Die geistigen Väter der 68er

von Patric Seibel

Die Ereignisse, die unter der Chiffre 68 bekannt sind, waren inhaltlich heterogen und verschiedenartig in der Form. Theatralische Aktionen und theoretische Programmatik standen in einem Verhältnis gegenseitiger Abhängigkeit. Je überzeugter die rebellierenden Studierenden von den sie leitenden Theorien waren, desto ungeduldiger versuchten sie, diese in die Praxis umzusetzen. Die maßgeblichen geistigen Väter der Revolte waren deutsche Professoren.

Theodor W. Adorno
War einer der geistigen Väter der 68er: Theodor W. Adorno.

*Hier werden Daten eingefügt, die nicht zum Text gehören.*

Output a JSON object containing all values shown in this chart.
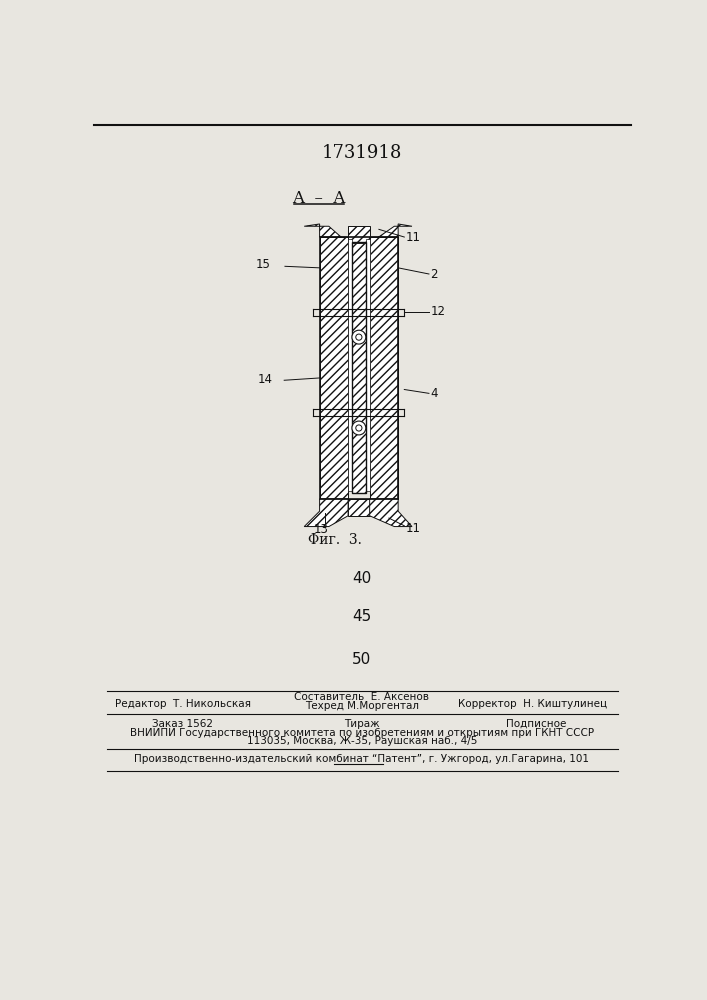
{
  "title_number": "1731918",
  "bg_color": "#e8e6e0",
  "line_color": "#111111",
  "footer_line1_left": "Редактор  Т. Никольская",
  "footer_line1_center": "Составитель  Е. Аксенов",
  "footer_line2_center": "Техред М.Моргентал",
  "footer_line1_right": "Корректор  Н. Киштулинец",
  "footer_order": "Заказ 1562",
  "footer_tirazh": "Тираж",
  "footer_podp": "Подписное",
  "footer_vniip": "ВНИИПИ Государственного комитета по изобретениям и открытиям при ГКНТ СССР",
  "footer_addr": "113035, Москва, Ж-35, Раушская наб., 4/5",
  "footer_producer": "Производственно-издательский комбинат “Патент”, г. Ужгород, ул.Гагарина, 101"
}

Schon seit den 30er-Jahren hatten sich im Frankfurter Institut für Sozialforschung Max Horkheimer, Theodor Adorno, Herbert Marcuse und andere die Aufgabe gestellt, den Marxismus neu zu denken. Wichtiger als die Ökonomie war dabei die Psychoanalyse Sigmund Freuds. Für Herbert Marcuse machte der Kapitalismus der Überflussgesellschaft die Menschen so unfrei wie eh und je - aber nicht mit Zwang, sondern viel raffinierter - durch Verführung. Er schrieb: "Die Einordnung der Tiefenpsychologie in den Marxismus ist kein Rückfall in ideologische Interpretation, denn der Spätkapitalismus hat die Relation Basis-Überbau verändert. Und das meint nicht Ende der Ideologie, sondern im Gegenteil: Institutionalisierung im wirklichen Sinne: Verkörperung der Ideologie im alltäglichen Verhalten."

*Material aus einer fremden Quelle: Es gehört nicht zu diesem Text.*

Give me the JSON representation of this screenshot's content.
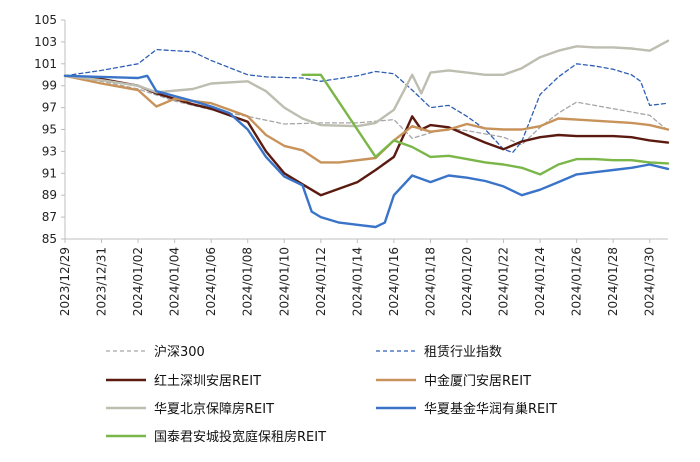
{
  "chart_data": {
    "type": "line",
    "title": "",
    "xlabel": "",
    "ylabel": "",
    "ylim": [
      85,
      105
    ],
    "yticks": [
      85,
      87,
      89,
      91,
      93,
      95,
      97,
      99,
      101,
      103,
      105
    ],
    "xlim": [
      "2023-12-29",
      "2024-01-31"
    ],
    "xticks": [
      "2023/12/29",
      "2023/12/31",
      "2024/01/02",
      "2024/01/04",
      "2024/01/06",
      "2024/01/08",
      "2024/01/10",
      "2024/01/12",
      "2024/01/14",
      "2024/01/16",
      "2024/01/18",
      "2024/01/20",
      "2024/01/22",
      "2024/01/24",
      "2024/01/26",
      "2024/01/28",
      "2024/01/30"
    ],
    "grid": false,
    "legend_position": "bottom",
    "series": [
      {
        "name": "沪深300",
        "color": "#a6a6a6",
        "dash": "dashed",
        "points": [
          [
            "2023-12-29",
            99.9
          ],
          [
            "2023-12-31",
            99.4
          ],
          [
            "2024-01-02",
            98.7
          ],
          [
            "2024-01-04",
            97.6
          ],
          [
            "2024-01-06",
            96.8
          ],
          [
            "2024-01-08",
            96.2
          ],
          [
            "2024-01-10",
            95.5
          ],
          [
            "2024-01-12",
            95.6
          ],
          [
            "2024-01-14",
            95.6
          ],
          [
            "2024-01-16",
            95.9
          ],
          [
            "2024-01-17",
            94.2
          ],
          [
            "2024-01-18",
            94.7
          ],
          [
            "2024-01-19",
            95.1
          ],
          [
            "2024-01-20",
            94.9
          ],
          [
            "2024-01-22",
            94.3
          ],
          [
            "2024-01-23",
            93.6
          ],
          [
            "2024-01-24",
            95.2
          ],
          [
            "2024-01-25",
            96.5
          ],
          [
            "2024-01-26",
            97.5
          ],
          [
            "2024-01-27",
            97.2
          ],
          [
            "2024-01-28",
            96.9
          ],
          [
            "2024-01-29",
            96.6
          ],
          [
            "2024-01-30",
            96.3
          ],
          [
            "2024-01-31",
            94.9
          ]
        ]
      },
      {
        "name": "租赁行业指数",
        "color": "#2e5fb4",
        "dash": "dashed",
        "points": [
          [
            "2023-12-29",
            99.9
          ],
          [
            "2023-12-31",
            100.4
          ],
          [
            "2024-01-02",
            101.0
          ],
          [
            "2024-01-03",
            102.3
          ],
          [
            "2024-01-05",
            102.1
          ],
          [
            "2024-01-06",
            101.3
          ],
          [
            "2024-01-08",
            100.0
          ],
          [
            "2024-01-09",
            99.8
          ],
          [
            "2024-01-11",
            99.7
          ],
          [
            "2024-01-12",
            99.4
          ],
          [
            "2024-01-14",
            99.9
          ],
          [
            "2024-01-15",
            100.3
          ],
          [
            "2024-01-16",
            100.1
          ],
          [
            "2024-01-17",
            98.6
          ],
          [
            "2024-01-18",
            97.0
          ],
          [
            "2024-01-19",
            97.2
          ],
          [
            "2024-01-20",
            96.2
          ],
          [
            "2024-01-21",
            95.0
          ],
          [
            "2024-01-22",
            93.2
          ],
          [
            "2024-01-22.5",
            92.9
          ],
          [
            "2024-01-23",
            93.9
          ],
          [
            "2024-01-24",
            98.2
          ],
          [
            "2024-01-25",
            99.8
          ],
          [
            "2024-01-26",
            101.0
          ],
          [
            "2024-01-27",
            100.8
          ],
          [
            "2024-01-28",
            100.5
          ],
          [
            "2024-01-29",
            100.0
          ],
          [
            "2024-01-29.5",
            99.4
          ],
          [
            "2024-01-30",
            97.2
          ],
          [
            "2024-01-31",
            97.4
          ]
        ]
      },
      {
        "name": "红土深圳安居REIT",
        "color": "#5a1a10",
        "dash": "solid",
        "points": [
          [
            "2023-12-29",
            99.9
          ],
          [
            "2023-12-31",
            99.6
          ],
          [
            "2024-01-02",
            99.0
          ],
          [
            "2024-01-03",
            98.3
          ],
          [
            "2024-01-05",
            97.3
          ],
          [
            "2024-01-06",
            96.9
          ],
          [
            "2024-01-08",
            95.7
          ],
          [
            "2024-01-09",
            93.0
          ],
          [
            "2024-01-10",
            91.0
          ],
          [
            "2024-01-11",
            90.0
          ],
          [
            "2024-01-12",
            89.0
          ],
          [
            "2024-01-14",
            90.2
          ],
          [
            "2024-01-15",
            91.3
          ],
          [
            "2024-01-16",
            92.5
          ],
          [
            "2024-01-17",
            96.2
          ],
          [
            "2024-01-17.5",
            95.0
          ],
          [
            "2024-01-18",
            95.4
          ],
          [
            "2024-01-19",
            95.2
          ],
          [
            "2024-01-20",
            94.5
          ],
          [
            "2024-01-21",
            93.8
          ],
          [
            "2024-01-22",
            93.2
          ],
          [
            "2024-01-23",
            93.9
          ],
          [
            "2024-01-24",
            94.3
          ],
          [
            "2024-01-25",
            94.5
          ],
          [
            "2024-01-26",
            94.4
          ],
          [
            "2024-01-27",
            94.4
          ],
          [
            "2024-01-28",
            94.4
          ],
          [
            "2024-01-29",
            94.3
          ],
          [
            "2024-01-30",
            94.0
          ],
          [
            "2024-01-31",
            93.8
          ]
        ]
      },
      {
        "name": "中金厦门安居REIT",
        "color": "#c8935a",
        "dash": "solid",
        "points": [
          [
            "2023-12-29",
            99.9
          ],
          [
            "2023-12-31",
            99.2
          ],
          [
            "2024-01-02",
            98.6
          ],
          [
            "2024-01-03",
            97.1
          ],
          [
            "2024-01-04",
            97.8
          ],
          [
            "2024-01-06",
            97.4
          ],
          [
            "2024-01-07",
            96.8
          ],
          [
            "2024-01-08",
            96.2
          ],
          [
            "2024-01-09",
            94.5
          ],
          [
            "2024-01-10",
            93.5
          ],
          [
            "2024-01-11",
            93.1
          ],
          [
            "2024-01-12",
            92.0
          ],
          [
            "2024-01-13",
            92.0
          ],
          [
            "2024-01-15",
            92.4
          ],
          [
            "2024-01-16",
            94.0
          ],
          [
            "2024-01-17",
            95.3
          ],
          [
            "2024-01-18",
            94.8
          ],
          [
            "2024-01-19",
            95.0
          ],
          [
            "2024-01-20",
            95.5
          ],
          [
            "2024-01-21",
            95.1
          ],
          [
            "2024-01-22",
            95.0
          ],
          [
            "2024-01-23",
            95.0
          ],
          [
            "2024-01-24",
            95.3
          ],
          [
            "2024-01-25",
            96.0
          ],
          [
            "2024-01-26",
            95.9
          ],
          [
            "2024-01-27",
            95.8
          ],
          [
            "2024-01-28",
            95.7
          ],
          [
            "2024-01-29",
            95.6
          ],
          [
            "2024-01-30",
            95.4
          ],
          [
            "2024-01-31",
            95.0
          ]
        ]
      },
      {
        "name": "华夏北京保障房REIT",
        "color": "#bdbdb0",
        "dash": "solid",
        "points": [
          [
            "2023-12-29",
            99.9
          ],
          [
            "2023-12-31",
            99.5
          ],
          [
            "2024-01-02",
            99.0
          ],
          [
            "2024-01-03",
            98.4
          ],
          [
            "2024-01-05",
            98.7
          ],
          [
            "2024-01-06",
            99.2
          ],
          [
            "2024-01-08",
            99.4
          ],
          [
            "2024-01-09",
            98.5
          ],
          [
            "2024-01-10",
            97.0
          ],
          [
            "2024-01-11",
            96.0
          ],
          [
            "2024-01-12",
            95.4
          ],
          [
            "2024-01-14",
            95.3
          ],
          [
            "2024-01-15",
            95.6
          ],
          [
            "2024-01-16",
            96.8
          ],
          [
            "2024-01-17",
            100.0
          ],
          [
            "2024-01-17.5",
            98.3
          ],
          [
            "2024-01-18",
            100.2
          ],
          [
            "2024-01-19",
            100.4
          ],
          [
            "2024-01-20",
            100.2
          ],
          [
            "2024-01-21",
            100.0
          ],
          [
            "2024-01-22",
            100.0
          ],
          [
            "2024-01-23",
            100.6
          ],
          [
            "2024-01-24",
            101.6
          ],
          [
            "2024-01-25",
            102.2
          ],
          [
            "2024-01-26",
            102.6
          ],
          [
            "2024-01-27",
            102.5
          ],
          [
            "2024-01-28",
            102.5
          ],
          [
            "2024-01-29",
            102.4
          ],
          [
            "2024-01-30",
            102.2
          ],
          [
            "2024-01-31",
            103.1
          ]
        ]
      },
      {
        "name": "华夏基金华润有巢REIT",
        "color": "#3a74c9",
        "dash": "solid",
        "points": [
          [
            "2023-12-29",
            99.9
          ],
          [
            "2023-12-31",
            99.8
          ],
          [
            "2024-01-02",
            99.7
          ],
          [
            "2024-01-02.5",
            99.9
          ],
          [
            "2024-01-03",
            98.5
          ],
          [
            "2024-01-05",
            97.6
          ],
          [
            "2024-01-06",
            97.1
          ],
          [
            "2024-01-07",
            96.5
          ],
          [
            "2024-01-08",
            95.0
          ],
          [
            "2024-01-09",
            92.5
          ],
          [
            "2024-01-10",
            90.7
          ],
          [
            "2024-01-11",
            89.9
          ],
          [
            "2024-01-11.5",
            87.5
          ],
          [
            "2024-01-12",
            87.0
          ],
          [
            "2024-01-13",
            86.5
          ],
          [
            "2024-01-14",
            86.3
          ],
          [
            "2024-01-15",
            86.1
          ],
          [
            "2024-01-15.5",
            86.5
          ],
          [
            "2024-01-16",
            89.0
          ],
          [
            "2024-01-17",
            90.8
          ],
          [
            "2024-01-18",
            90.2
          ],
          [
            "2024-01-19",
            90.8
          ],
          [
            "2024-01-20",
            90.6
          ],
          [
            "2024-01-21",
            90.3
          ],
          [
            "2024-01-22",
            89.8
          ],
          [
            "2024-01-23",
            89.0
          ],
          [
            "2024-01-24",
            89.5
          ],
          [
            "2024-01-25",
            90.2
          ],
          [
            "2024-01-26",
            90.9
          ],
          [
            "2024-01-27",
            91.1
          ],
          [
            "2024-01-28",
            91.3
          ],
          [
            "2024-01-29",
            91.5
          ],
          [
            "2024-01-30",
            91.8
          ],
          [
            "2024-01-31",
            91.4
          ]
        ]
      },
      {
        "name": "国泰君安城投宽庭保租房REIT",
        "color": "#7ab648",
        "dash": "solid",
        "points": [
          [
            "2024-01-11",
            100.0
          ],
          [
            "2024-01-12",
            100.0
          ],
          [
            "2024-01-15",
            92.5
          ],
          [
            "2024-01-16",
            94.0
          ],
          [
            "2024-01-17",
            93.4
          ],
          [
            "2024-01-18",
            92.5
          ],
          [
            "2024-01-19",
            92.6
          ],
          [
            "2024-01-20",
            92.3
          ],
          [
            "2024-01-21",
            92.0
          ],
          [
            "2024-01-22",
            91.8
          ],
          [
            "2024-01-23",
            91.5
          ],
          [
            "2024-01-24",
            90.9
          ],
          [
            "2024-01-25",
            91.8
          ],
          [
            "2024-01-26",
            92.3
          ],
          [
            "2024-01-27",
            92.3
          ],
          [
            "2024-01-28",
            92.2
          ],
          [
            "2024-01-29",
            92.2
          ],
          [
            "2024-01-30",
            92.0
          ],
          [
            "2024-01-31",
            91.9
          ]
        ]
      }
    ]
  }
}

Marcuses Hauptthese, entfaltet in seinem Buch "Der eindimensionale Mensch", lautete, der zeitgenössische Kapitalismus manipuliere die Menschen bis hinein in deren geheimste Bedürfnisse und Wünsche. Gleichzeitig forschte Marcuse nach internationalen Befreiungsbewegungen, die die Arbeiterklasse als revolutionäres Subjekt beerben könnten. Dies machte ihn für einige Jahre zur Ikone gerade der deutschen Protestbewegung.

Adorno wäre nie auf Demonstrationen mitmarschiert

Ein weiterer geistiger Vater der Studierenden war Theodor Adorno. Auf Demonstrationen mitzumarschieren wie Marcuse, wäre ihm nie in den Sinn gekommen. Seine Welt war die Universität, auch wenn er die Gesellschaft auf ganz ähnliche Weise kritisierte, wie sein mehr der Praxis zugewandter Kollege: "Verhindert die Einrichtung der Gesellschaft, automatisch oder planvoll, durch Kultur- und Bewußtseinsindustrie und durch Meinungsmonopole, die einfachste Kenntnis und Erfahrung der bedrohlichsten Vorgänge und der wesentlichen kritischen Ideen und Theoreme; lähmt sie, weit darüber hinaus, die bloße Fähigkeit, die Welt konkret anders sich vorzustellen, als sie überwältigend jenen erscheint, aus denen sie besteht, so wird der fixierte und manipulierte Geisteszustand ebenso zur realen Gewalt, der von Repression, wie einmal deren Gegenteil, der freie Geist, diese beseitigen wollte", schrieb Adorno.

Adorno weist Vorwürfe als "geistiger Brandstifter" zurück

Seiten eines Kalenders © Fotolia_80740401_Igor Negovelov

AUDIO: Meisterdenker der "Frankfurter Schule" (15 Min)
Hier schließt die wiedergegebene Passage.